Les 22 et 24 février prochains sera présenté à la cinémathèque Ontario La France, le saisissant film musical de Serge Bozon sur la guerre de 1914-18, aux accents oniriques et réalistes. Vainqueur du trophée Jean Vigo récompensant l’indépendance d’esprit et la singularité du style, c’est peut-être votre unique chance de le voir sur grand écran en Amérique du Nord.
Le nouveau film de Serge Bozon (Mods; L’Amitié), avec Sylvie Testud et Pascal Greggory, nous plonge dans l’étrange errance d’un bataillon français perdu dans l’absurdité de la Première guerre mondiale. On traverse avec eux les luxuriants paysages de France et l’on s’engouffre dans le désert de solitude qui les entoure. Bercé par une déconcertante musique pop des années 60, le film détonne et vise juste, bouleversant de sincérité.
Tout est affaire d’impostures et de non-dits. Ici on fait ressentir la désolation de la guerre sans jamais la montrer, et parle de la souffrance de l’âme avec des chansons pop inspirées des Beach Boys. Faire voir l’invisible et entendre l’inaudible par des contrastes inespérés, tel est le tour de force réussi par le réalisateur.
On y suit une jeune épouse (Sylvie Testud) partie désespérément à la recherche de son mari, s’engager dans la guerre et rejoindre un bataillon fuyant le front. Habitée par l’omniprésente absence de son conjoint, elle s’engouffre dans la brume avec ces soldats que plus rien n’habite. Pascal Greggory y interprète à merveille un lieutenant désabusé, presque éteint, qui ne vit déjà plus que pour mener ses hommes loin de ce cauchemar, si c’est encore possible.
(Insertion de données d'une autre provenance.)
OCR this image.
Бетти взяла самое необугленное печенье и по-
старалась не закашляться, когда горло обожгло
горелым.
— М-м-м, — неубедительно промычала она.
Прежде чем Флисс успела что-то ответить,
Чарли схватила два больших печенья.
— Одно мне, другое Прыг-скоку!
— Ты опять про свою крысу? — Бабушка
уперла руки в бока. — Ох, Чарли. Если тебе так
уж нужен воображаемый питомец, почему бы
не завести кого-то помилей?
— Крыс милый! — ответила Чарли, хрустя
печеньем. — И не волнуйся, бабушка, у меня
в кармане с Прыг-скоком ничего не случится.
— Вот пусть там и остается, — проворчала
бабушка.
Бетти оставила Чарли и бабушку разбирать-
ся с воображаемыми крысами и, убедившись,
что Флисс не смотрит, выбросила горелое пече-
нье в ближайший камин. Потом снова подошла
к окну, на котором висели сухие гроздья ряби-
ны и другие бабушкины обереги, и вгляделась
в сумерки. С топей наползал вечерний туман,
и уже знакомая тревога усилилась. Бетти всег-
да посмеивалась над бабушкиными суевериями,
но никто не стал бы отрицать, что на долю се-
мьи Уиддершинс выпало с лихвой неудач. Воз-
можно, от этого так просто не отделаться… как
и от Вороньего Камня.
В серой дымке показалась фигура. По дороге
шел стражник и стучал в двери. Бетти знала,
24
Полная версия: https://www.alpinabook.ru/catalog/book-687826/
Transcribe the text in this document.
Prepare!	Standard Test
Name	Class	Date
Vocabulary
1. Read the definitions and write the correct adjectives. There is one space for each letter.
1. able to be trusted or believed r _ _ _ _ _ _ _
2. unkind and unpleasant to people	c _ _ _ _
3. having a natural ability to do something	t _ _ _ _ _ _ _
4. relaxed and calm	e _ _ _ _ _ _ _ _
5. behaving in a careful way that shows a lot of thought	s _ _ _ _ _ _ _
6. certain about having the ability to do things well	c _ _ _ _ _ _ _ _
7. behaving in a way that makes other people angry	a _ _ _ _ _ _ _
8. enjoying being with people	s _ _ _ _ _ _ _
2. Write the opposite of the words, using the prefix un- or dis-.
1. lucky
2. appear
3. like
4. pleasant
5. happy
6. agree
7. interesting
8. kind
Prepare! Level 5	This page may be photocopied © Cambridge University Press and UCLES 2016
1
Il crève l’écran par son effacement, et parvient à incarner ce qu’il y a de plus dur: la désincarnation même.
Plus qu’un film de guerre, c’est une oeuvre qui nous parle d’errance, de solitude et de rêve. Mais aux clairs de lune bleutés et aux poussées musicales oniriques répondent le style réaliste de la prise de vue et la simplicité des paysages. Quand la musique surgit brusquement du silence de la guerre, après une demi-heure de film, elle est jouée par les acteurs eux-mêmes, avec leur voix ordinaire et leur regard hagard.